Ode to a Prostitute: 10 Famed Tarts in Art

Prostitutes have occupied the role of muse for innumerable artists. Writers, painters, musicians, filmmakers, and poets have alternately identified with, idealized and demonized working girls in an obsessive fixation spanning generations. From Paris’ 19th Century avant-garde to the streets of New York City in the 1970s, the disgust and awe that surrounds the working girl (and boy) continues to consume the pages and palettes of creative minds.

The Internet, alongside changing sexual and social mores, may have begun to transform the way we perceive sex workers — making the world’s oldest profession less of a clandestine operation and more of a business transaction (see: Steven Soderbergh’s The Girlfriend Experience). However, there will always be an artistic refuge — and planet Hollywood, of course — for the romanticization of crooked pimps and saucy streetwalkers. For every sordid, seamy expose, there’s a Pretty Woman waiting in the wings to silver-line the mythos. After the jump, check out some of our favorite “love letters” — and less flattering missives — to the women and men of the night. Which ones have always fascinated you?

Charles Bukowski’s “To the Whore Who Took My Poems”

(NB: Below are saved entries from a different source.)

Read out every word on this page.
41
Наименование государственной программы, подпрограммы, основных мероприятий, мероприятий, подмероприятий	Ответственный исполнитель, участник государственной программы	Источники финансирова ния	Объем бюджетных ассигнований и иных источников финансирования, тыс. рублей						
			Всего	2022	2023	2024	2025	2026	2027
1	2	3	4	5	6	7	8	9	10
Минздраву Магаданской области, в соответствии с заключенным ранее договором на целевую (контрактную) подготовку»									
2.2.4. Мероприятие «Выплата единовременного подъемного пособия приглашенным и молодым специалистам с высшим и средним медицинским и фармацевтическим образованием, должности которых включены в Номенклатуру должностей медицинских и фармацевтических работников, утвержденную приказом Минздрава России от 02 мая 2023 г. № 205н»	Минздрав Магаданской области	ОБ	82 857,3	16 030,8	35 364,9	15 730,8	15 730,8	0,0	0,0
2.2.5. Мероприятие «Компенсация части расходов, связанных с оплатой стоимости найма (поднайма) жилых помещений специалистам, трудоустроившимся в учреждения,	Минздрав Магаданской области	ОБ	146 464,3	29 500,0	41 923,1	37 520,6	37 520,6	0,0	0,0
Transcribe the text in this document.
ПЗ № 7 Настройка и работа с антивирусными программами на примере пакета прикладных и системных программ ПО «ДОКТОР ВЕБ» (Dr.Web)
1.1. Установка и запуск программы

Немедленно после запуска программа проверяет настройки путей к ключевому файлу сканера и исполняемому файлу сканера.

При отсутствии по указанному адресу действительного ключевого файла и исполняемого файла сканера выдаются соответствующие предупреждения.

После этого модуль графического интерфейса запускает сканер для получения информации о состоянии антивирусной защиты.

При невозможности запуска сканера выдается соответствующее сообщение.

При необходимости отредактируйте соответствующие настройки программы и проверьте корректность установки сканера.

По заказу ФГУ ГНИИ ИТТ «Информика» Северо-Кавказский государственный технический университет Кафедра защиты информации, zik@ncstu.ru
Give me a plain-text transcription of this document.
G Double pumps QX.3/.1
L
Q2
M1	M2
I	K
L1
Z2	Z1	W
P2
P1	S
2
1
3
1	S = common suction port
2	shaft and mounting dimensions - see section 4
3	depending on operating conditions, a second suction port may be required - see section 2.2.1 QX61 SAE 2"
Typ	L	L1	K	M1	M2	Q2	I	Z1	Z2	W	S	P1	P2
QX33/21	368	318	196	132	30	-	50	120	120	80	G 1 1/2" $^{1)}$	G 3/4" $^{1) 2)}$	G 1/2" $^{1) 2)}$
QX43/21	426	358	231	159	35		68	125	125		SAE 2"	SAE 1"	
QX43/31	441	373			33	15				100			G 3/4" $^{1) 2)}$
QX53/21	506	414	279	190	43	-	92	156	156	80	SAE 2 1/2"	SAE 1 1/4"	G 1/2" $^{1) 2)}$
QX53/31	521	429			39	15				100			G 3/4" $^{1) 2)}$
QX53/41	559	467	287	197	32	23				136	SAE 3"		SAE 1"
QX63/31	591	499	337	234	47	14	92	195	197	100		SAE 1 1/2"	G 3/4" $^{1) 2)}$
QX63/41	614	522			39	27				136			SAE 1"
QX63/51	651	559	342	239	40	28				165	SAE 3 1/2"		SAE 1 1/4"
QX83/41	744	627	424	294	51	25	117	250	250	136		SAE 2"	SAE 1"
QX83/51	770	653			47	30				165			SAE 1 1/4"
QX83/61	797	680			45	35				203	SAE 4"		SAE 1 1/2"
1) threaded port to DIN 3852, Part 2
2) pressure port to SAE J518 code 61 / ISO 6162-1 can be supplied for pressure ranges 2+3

It’s no secret that Bukowski had a fondness for the darker side of life. His highly autobiographical Women confesses, “Basically I craved prostitutes, base women, because they were deadly and hard and made no personal demands. Nothing was lost when they left.” The boozy poet laureate did lose something, however, prompting him to write To the Whore Who Took My Poems. The work seems to be a tribute to Catullus, a 1st Century BC Latin poet who wrote a similar verse, Adeste, hendecasyllabi, quot estis, demanding similar from a Republican period floozy.